טכניון מכון טכנולוגי לישראל
הטכניון מכון טכנולוגי לישראל - בית הספר ללימודי מוסמכים  
M.Sc Thesis
M.Sc StudentBernstein Kfir
SubjectCluster-Based Document Retrieval with Multiple Queries
DepartmentDepartment of Industrial Engineering and Management
Supervisor PROF. Oren Kurland


Abstract

The merits of using multiple queries representing the same information need to improve retrieval effectiveness have recently been demonstrated in several information retrieval studies. In this thesis we present the first study of utilizing multiple queries in the cluster-based document retrieval domain; that is, using information induced from clusters of similar documents to rank documents in order to improve the retrieval results. Specifically, we propose a conceptual framework of retrieval templates that can adapt known cluster-based document retrieval methods, originally devised for a

single query, to leverage multiple queries. The adaptations operate at the query, document list and similarity-estimate levels.

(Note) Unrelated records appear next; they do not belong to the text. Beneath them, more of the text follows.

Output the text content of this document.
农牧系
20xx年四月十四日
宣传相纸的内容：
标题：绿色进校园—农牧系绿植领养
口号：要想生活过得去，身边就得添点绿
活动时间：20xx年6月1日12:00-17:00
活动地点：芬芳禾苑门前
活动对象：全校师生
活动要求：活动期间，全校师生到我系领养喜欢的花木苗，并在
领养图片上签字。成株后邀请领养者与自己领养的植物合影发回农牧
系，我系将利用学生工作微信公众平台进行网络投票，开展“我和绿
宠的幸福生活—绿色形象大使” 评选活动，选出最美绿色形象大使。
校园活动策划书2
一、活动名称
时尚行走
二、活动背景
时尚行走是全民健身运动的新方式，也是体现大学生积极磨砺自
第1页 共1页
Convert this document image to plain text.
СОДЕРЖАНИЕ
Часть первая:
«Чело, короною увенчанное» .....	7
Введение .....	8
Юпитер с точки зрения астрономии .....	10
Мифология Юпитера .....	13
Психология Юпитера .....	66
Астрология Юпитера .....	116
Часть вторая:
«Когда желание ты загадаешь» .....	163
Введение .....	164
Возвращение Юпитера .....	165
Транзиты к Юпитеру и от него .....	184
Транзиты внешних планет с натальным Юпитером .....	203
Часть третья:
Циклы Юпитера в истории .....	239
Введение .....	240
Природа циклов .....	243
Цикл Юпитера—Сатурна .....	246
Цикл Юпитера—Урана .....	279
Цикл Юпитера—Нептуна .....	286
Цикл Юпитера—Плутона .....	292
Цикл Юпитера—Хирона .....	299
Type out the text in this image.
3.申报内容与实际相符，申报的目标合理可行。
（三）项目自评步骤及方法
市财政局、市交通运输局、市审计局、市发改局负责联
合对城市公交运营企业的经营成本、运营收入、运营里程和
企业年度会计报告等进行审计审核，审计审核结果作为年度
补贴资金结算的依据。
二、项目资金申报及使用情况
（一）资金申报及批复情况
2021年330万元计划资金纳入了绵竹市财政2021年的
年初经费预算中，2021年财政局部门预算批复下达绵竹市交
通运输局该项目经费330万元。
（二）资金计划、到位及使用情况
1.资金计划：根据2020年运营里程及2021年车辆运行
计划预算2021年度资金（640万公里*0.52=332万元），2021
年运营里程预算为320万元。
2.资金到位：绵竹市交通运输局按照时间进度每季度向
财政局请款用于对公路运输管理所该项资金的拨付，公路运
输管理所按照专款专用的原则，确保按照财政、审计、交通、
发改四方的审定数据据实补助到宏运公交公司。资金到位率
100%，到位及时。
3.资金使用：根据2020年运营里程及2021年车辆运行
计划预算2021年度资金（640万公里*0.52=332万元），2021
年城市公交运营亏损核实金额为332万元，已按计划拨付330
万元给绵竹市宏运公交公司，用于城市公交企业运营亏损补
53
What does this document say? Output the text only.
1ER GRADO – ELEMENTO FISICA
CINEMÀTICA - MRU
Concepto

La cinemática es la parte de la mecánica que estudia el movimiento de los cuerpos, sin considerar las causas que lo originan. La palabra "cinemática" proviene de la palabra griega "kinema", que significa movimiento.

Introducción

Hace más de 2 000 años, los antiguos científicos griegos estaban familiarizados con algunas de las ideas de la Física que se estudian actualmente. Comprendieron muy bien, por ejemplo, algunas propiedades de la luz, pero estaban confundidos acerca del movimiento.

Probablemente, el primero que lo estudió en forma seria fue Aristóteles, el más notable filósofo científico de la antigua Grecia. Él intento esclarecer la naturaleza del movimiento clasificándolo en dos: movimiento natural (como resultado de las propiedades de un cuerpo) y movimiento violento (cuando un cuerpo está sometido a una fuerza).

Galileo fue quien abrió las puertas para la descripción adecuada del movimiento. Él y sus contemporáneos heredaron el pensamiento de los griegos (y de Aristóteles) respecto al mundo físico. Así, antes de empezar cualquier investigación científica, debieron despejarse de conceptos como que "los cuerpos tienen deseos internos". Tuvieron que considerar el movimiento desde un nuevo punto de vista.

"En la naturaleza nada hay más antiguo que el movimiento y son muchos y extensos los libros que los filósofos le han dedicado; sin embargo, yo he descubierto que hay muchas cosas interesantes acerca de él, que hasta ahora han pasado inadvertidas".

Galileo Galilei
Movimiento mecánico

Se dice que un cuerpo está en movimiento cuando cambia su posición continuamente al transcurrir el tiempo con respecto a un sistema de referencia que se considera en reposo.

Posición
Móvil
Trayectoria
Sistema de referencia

Retrieval methods are instantiated from the templates by selecting, for example, the clustering algorithm and the cluster-based document retrieval method. Empirical evaluation attests to the merits of the retrieval templates with respect to very strong baselines: state-of-the-art cluster-based document retrieval method with a single query and highly effective fusion of document lists retrieved for multiple queries. In addition, we present findings about the impact

of the effectiveness of queries used to represent an information need on (i) cluster hypothesis test results, (ii) percentage of relevant documents in clusters of similar documents, and (iii) effectiveness of state-of-the-art cluster-based document retrieval

methods.